Tuesday, January 17, 2017

This was an interesting series of articles which crunched the numbers and sort of confirmed what I sort of believed already re Trump’s win - he didn’t so much win as Hillary lost - and another Republican, with a higher favorability rating, especially among urban voters and Hispanics, would likely have won too and by a wider margin. Who knows for sure - Trump was such an unusual candidate I don’t know if it’s possible to concretely quantify how that unusualness factored in. You’re looking at the confluence of various conditions and events that cumulatively get you to something that is a bit of a fluke - Hillary lost an election that she should have won even though she should have lost it, which she did - that’s what this amounted to. The left was [and still is] in denial about how bad a president Obama had been, in denial about how weak a candidate Hillary was - therefore the democrats we’re heading for a loss regardless - and then the GOP threw them a lifeline by nominating Trump - and Hillary dropped it - which should have surprised no one since a majority of people in her own party didn't particularly like or trust her. By the end of the campaign her ‘trust’ polling was worse than Trump’s - you’ve got some major problems if you can’t out poll Trump on that. It’s really quite amazing.

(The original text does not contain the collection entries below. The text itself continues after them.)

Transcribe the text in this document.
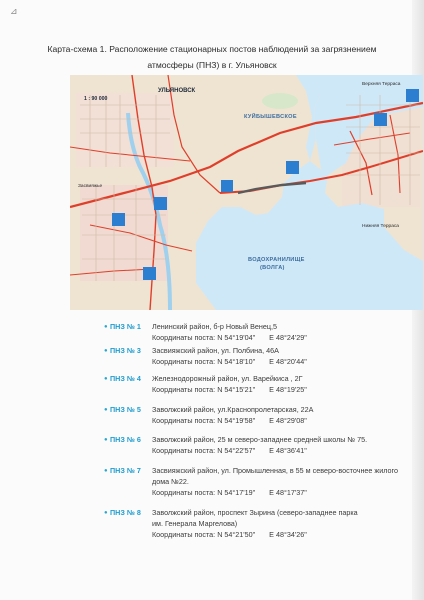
⊿
Карта-схема 1. Расположение стационарных постов наблюдений за загрязнением
атмосферы (ПНЗ) в г. Ульяновск
УЛЬЯНОВСК
КУЙБЫШЕВСКОЕ
ВОДОХРАНИЛИЩЕ
(ВОЛГА)
Засвияжье
Нижняя Терраса
Верхняя Терраса
1 : 90 000
● ПНЗ № 1 Ленинский район, б-р Новый Венец,5
Координаты поста: N 54°19'04" E 48°24'29"
● ПНЗ № 3 Засвияжский район, ул. Полбина, 46А
Координаты поста: N 54°18'10" E 48°20'44"
● ПНЗ № 4 Железнодорожный район, ул. Варейкиса , 2Г
Координаты поста: N 54°15'21" E 48°19'25"
● ПНЗ № 5 Заволжский район, ул.Краснопролетарская, 22А
Координаты поста: N 54°19'58" E 48°29'08"
● ПНЗ № 6 Заволжский район, 25 м северо-западнее средней школы № 75.
Координаты поста: N 54°22'57" E 48°36'41"
● ПНЗ № 7 Засвияжский район, ул. Промышленная, в 55 м северо-восточнее жилого
дома №22.
Координаты поста: N 54°17'19" E 48°17'37"
● ПНЗ № 8 Заволжский район, проспект Зырина (северо-западнее парка
им. Генерала Маргелова)
Координаты поста: N 54°21'50" E 48°34'26"
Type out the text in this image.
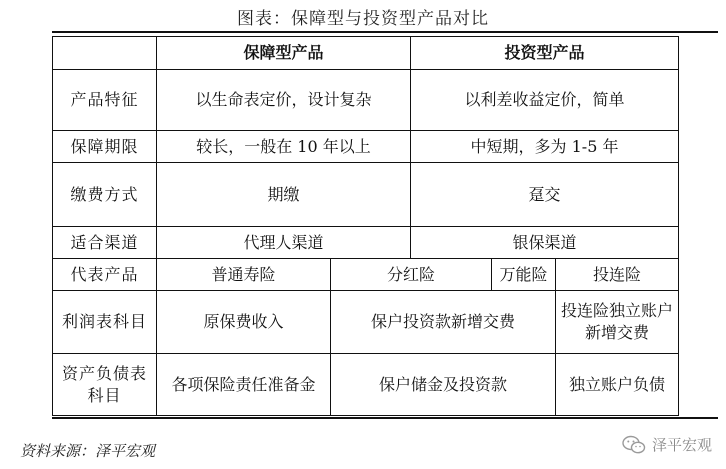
图表：保障型与投资型产品对比
	保障型产品		投资型产品		
产品特征	以生命表定价，设计复杂		以利差收益定价，简单		
保障期限	较长，一般在 10 年以上		中短期，多为 1-5 年		
缴费方式	期缴		趸交		
适合渠道	代理人渠道		银保渠道		
代表产品	普通寿险	分红险		万能险	投连险
利润表科目	原保费收入	保户投资款新增交费			投连险独立账户新增交费
资产负债表科目	各项保险责任准备金	保户储金及投资款			独立账户负债
资料来源：泽平宏观	泽平宏观
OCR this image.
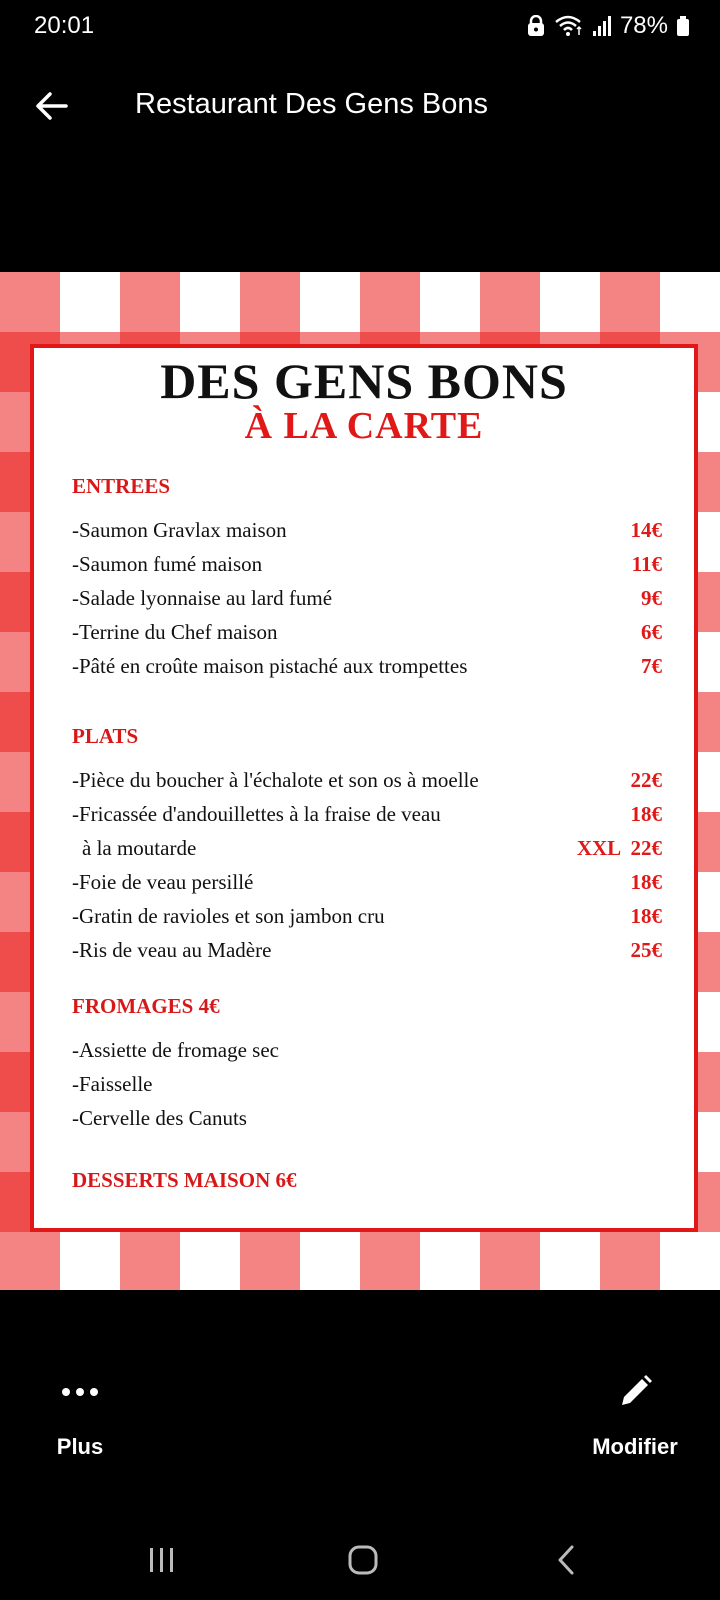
20:01	78%
Restaurant Des Gens Bons
DES GENS BONS
À LA CARTE
ENTREES
-Saumon Gravlax maison	14€
-Saumon fumé maison	11€
-Salade lyonnaise au lard fumé	9€
-Terrine du Chef maison	6€
-Pâté en croûte maison pistaché aux trompettes	7€
PLATS
-Pièce du boucher à l'échalote et son os à moelle	22€
-Fricassée d'andouillettes à la fraise de veau	18€
à la moutarde	XXL  22€
-Foie de veau persillé	18€
-Gratin de ravioles et son jambon cru	18€
-Ris de veau au Madère	25€
FROMAGES 4€
-Assiette de fromage sec
-Faisselle
-Cervelle des Canuts
DESSERTS MAISON 6€
Plus	Modifier
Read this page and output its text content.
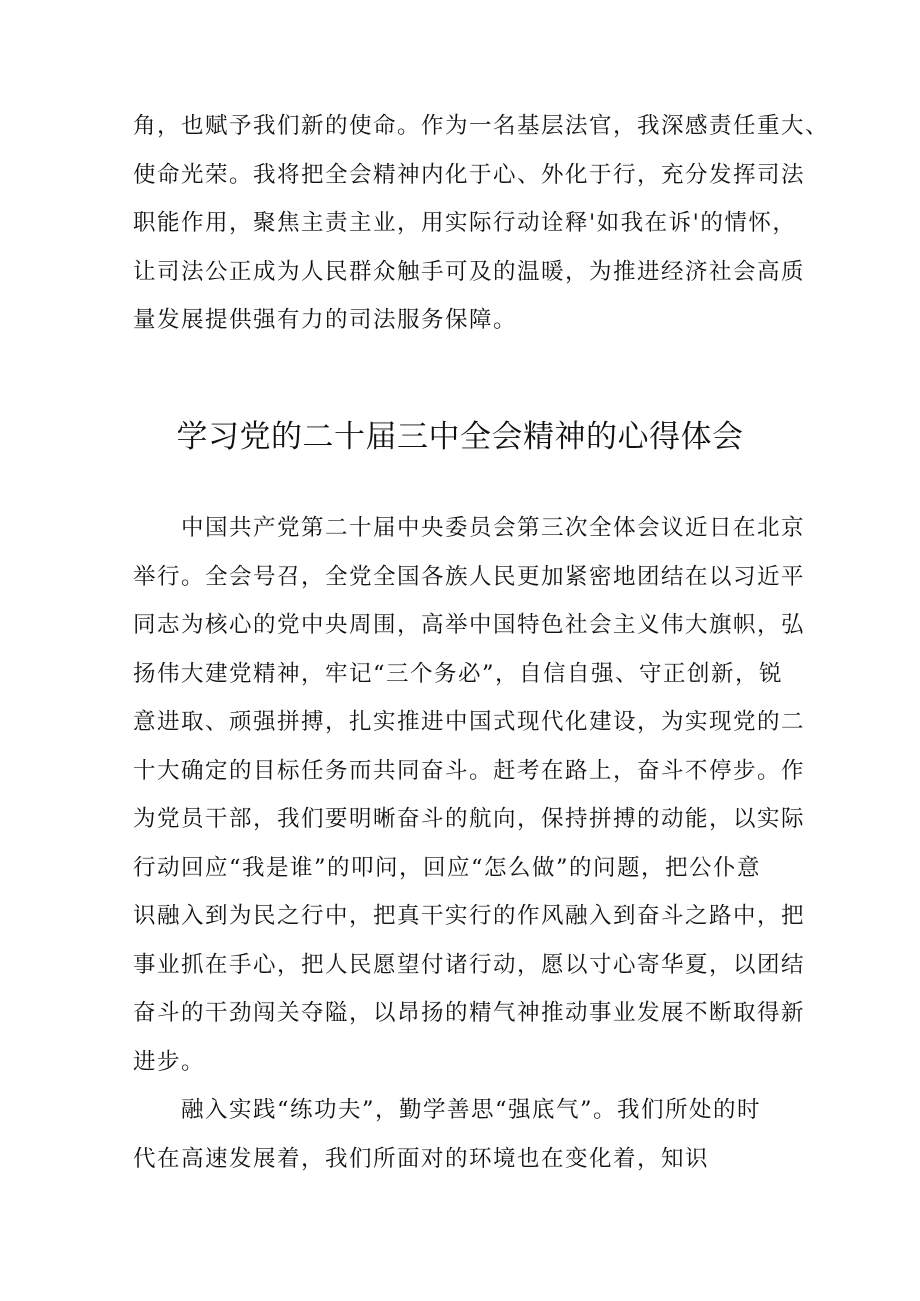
角，也赋予我们新的使命。作为一名基层法官，我深感责任重大、
使命光荣。我将把全会精神内化于心、外化于行，充分发挥司法
职能作用，聚焦主责主业，用实际行动诠释'如我在诉'的情怀，
让司法公正成为人民群众触手可及的温暖，为推进经济社会高质
量发展提供强有力的司法服务保障。
学习党的二十届三中全会精神的心得体会
中国共产党第二十届中央委员会第三次全体会议近日在北京
举行。全会号召，全党全国各族人民更加紧密地团结在以习近平
同志为核心的党中央周围，高举中国特色社会主义伟大旗帜，弘
扬伟大建党精神，牢记“三个务必”，自信自强、守正创新，锐
意进取、顽强拼搏，扎实推进中国式现代化建设，为实现党的二
十大确定的目标任务而共同奋斗。赶考在路上，奋斗不停步。作
为党员干部，我们要明晰奋斗的航向，保持拼搏的动能，以实际
行动回应“我是谁”的叩问，回应“怎么做”的问题，把公仆意
识融入到为民之行中，把真干实行的作风融入到奋斗之路中，把
事业抓在手心，把人民愿望付诸行动，愿以寸心寄华夏，以团结
奋斗的干劲闯关夺隘，以昂扬的精气神推动事业发展不断取得新
进步。
融入实践“练功夫”，勤学善思“强底气”。我们所处的时
代在高速发展着，我们所面对的环境也在变化着，知识
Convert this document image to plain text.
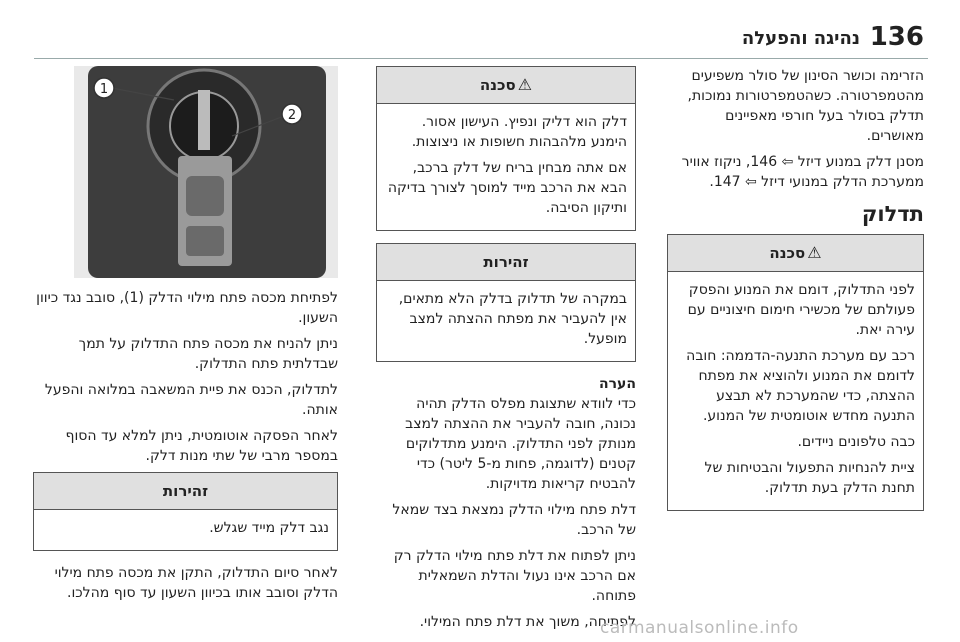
136
נהיגה והפעלה

הזרימה וכושר הסינון של סולר משפיעים מהטמפרטורה. כשהטמפרטורות נמוכות, תדלק בסולר בעל חורפי מאפיינים מאושרים.

מסנן דלק במנוע דיזל ⇦ 146, ניקוז אוויר ממערכת הדלק במנועי דיזל ⇦ 147.

תדלוק
⚠סכנה

לפני התדלוק, דומם את המנוע והפסק פעולתם של מכשירי חימום חיצוניים עם עירה יאת.

רכב עם מערכת התנעה-הדממה: חובה לדומם את המנוע ולהוציא את מפתח ההצתה, כדי שהמערכת לא תבצע התנעה מחדש אוטומטית של המנוע.

כבה טלפונים ניידים.

ציית להנחיות התפעול והבטיחות של תחנת הדלק בעת תדלוק.

⚠סכנה

דלק הוא דליק ונפיץ. העישון אסור. הימנע מלהבהות חשופות או ניצוצות.

אם אתה מבחין בריח של דלק ברכב, הבא את הרכב מייד למוסך לצורך בדיקה ותיקון הסיבה.

זהירות

במקרה של תדלוק בדלק הלא מתאים, אין להעביר את מפתח ההצתה למצב מופעל.

הערה

כדי לוודא שתצוגת מפלס הדלק תהיה נכונה, חובה להעביר את ההצתה למצב מנותק לפני התדלוק. הימנע מתדלוקים קטנים (לדוגמה, פחות מ-5 ליטר) כדי להבטיח קריאות מדויקות.

דלת פתח מילוי הדלק נמצאת בצד שמאל של הרכב.

ניתן לפתוח את דלת פתח מילוי הדלק רק אם הרכב אינו נעול והדלת השמאלית פתוחה.

לפתיחה, משוך את דלת פתח המילוי.

1
2

לפתיחת מכסה פתח מילוי הדלק (1), סובב נגד כיוון השעון.

ניתן להניח את מכסה פתח התדלוק על תמך שבדלתית פתח התדלוק.

לתדלוק, הכנס את פיית המשאבה במלואה והפעל אותה.

לאחר הפסקה אוטומטית, ניתן למלא עד הסוף במספר מרבי של שתי מנות דלק.

זהירות

נגב דלק מייד שגלש.

לאחר סיום התדלוק, התקן את מכסה פתח מילוי הדלק וסובב אותו בכיוון השעון עד סוף מהלכו.

carmanualsonline.info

My inclination is to believe that historical flukes like this tend to be quite impactful - and I guess we’re sitting around now waiting to find out if that impact is gonna be positive or negative. Already it seems that Trump will be willing to say and do things that no other candidate would even have dreamt of - I mean, questioning the ‘one China’ policy? Can you imagine anyone else coming out of the gate and doing something like that? And indeed simply his win, never mind how his administration plays out, has been quite impactful already - how badly the media is compromised by bias has been completely exposed - and exposed too, by its insane overreaction to Trump’s win, is just how far left the left has swung and how much the Democratic party is increasingly being controlled by unhinged from reality radical elements - that someone like Keith Ellison is even being considered for DNC chair, never mind probably being the frontrunner, is testament aplenty to that disquieting fact. Partisanship is already bad in America - given the near hysterical overreaction to Trump’s win by the left, it looks to get much worse - and if Trump’s presidency does indeed prove ‘bad’, which will encourage the wacko left even more and lead to the mainstreaming of just flat out insane ideas and rhetoric, then watch out in 2020 - the partisan divide could truly get ugly.